Un paradoxe ? Ce qui caractérise précisément l'aspect radical de cette position « à l'envers », c'est qu'ici la mémoire au travail ne procède pas par découvertes successives (mise au jour des objets identifiables et donc répertoriables esthétiquement ou repérables historiquement), mais plutôt au contraire par des recouvrements. De tels recouvrements ont pour effet d'évacuer (de masquer, dit Marcelin Pleynet) toute trace de représentation. Celle-ci, réduite à ces champs monochromes ou presque, neutralise à la fin la couleur même comme référent ultime, car il y a effectivement disparition, blanchiment (du livre de la grand-mère), même si les couleurs avoisinent souvent le noir. Mais il ne s'agit pas de couleur. Pour limiter le vocabulaire du livre, je dirais que le travail est (dé)construit en palimpseste.
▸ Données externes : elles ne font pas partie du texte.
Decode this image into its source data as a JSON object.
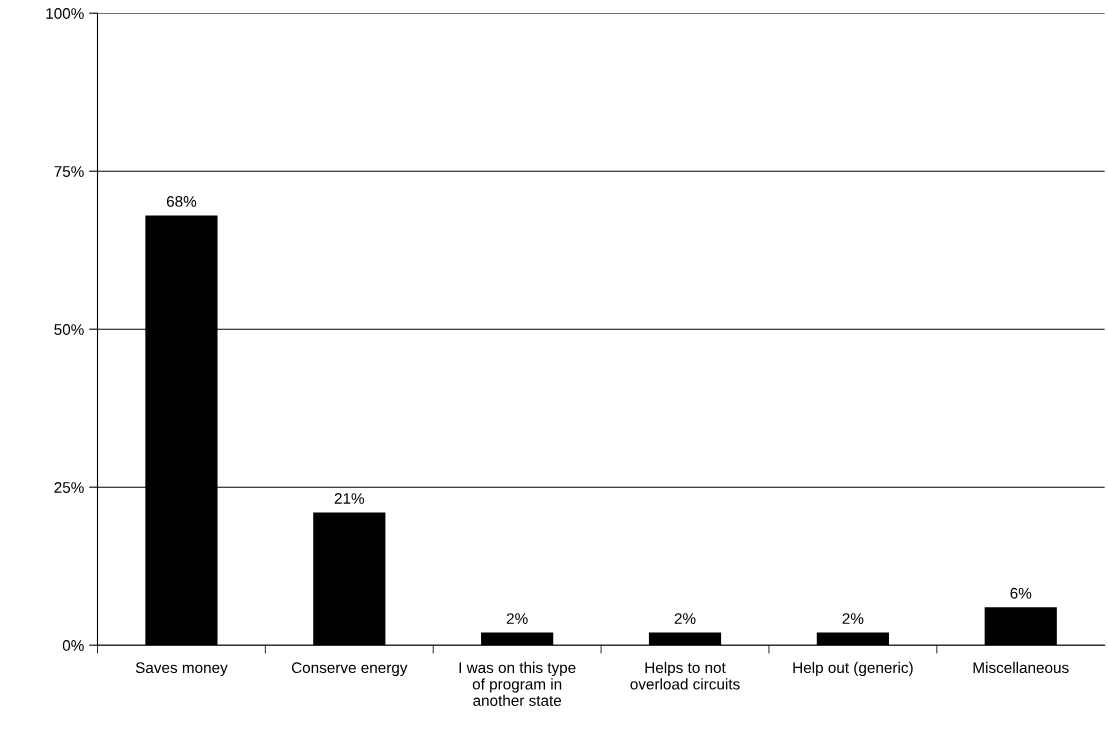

« Elle est déposée en couches », écrit Raquel. « Dans cette superposition de couches, ajoute-t-elle, se trouve un résumé de toute mon histoire, l'histoire de ma peinture ». Et de mettre l'accent, à ce propos, sur la lenteur, comme Wittgenstein : « Je voudrais ralentir le tempo de la lecture. Parce que j'aimerais lire lentement… Il arrive qu'une phrase ne puisse être comprise que si elle est lue selon le tempo requis. Toutes mes phrases doivent être lues lentement ».

De cette lenteur, Raquel parle ainsi : « Je pense à ce photographe qui prend des photos du métro de New York à dix-huit heures. Personne ne figure sur les photographies. Comme si les quais du métro étaient déserts. Simplement parce que le temps d'exposition est tellement long que les personnes présentes, en mouvement, passent trop vite devant l'objectif pour impressionner la pellicule. Dans ma peinture, un ralentissement similaire consume tout le superficiel, tout le superflu ».

Dans les triptyques, par exemple, Raquel réitère un espace de vide (comme pour accentuer son amplitude) ; elle peint la retenue du geste jusqu'à se disloquer la main.

 

" Cette peinture : note finale, post-scriptum sans fin d'une histoire dont nous ignorons jusqu'au premier mot. " (Alain Veinstein).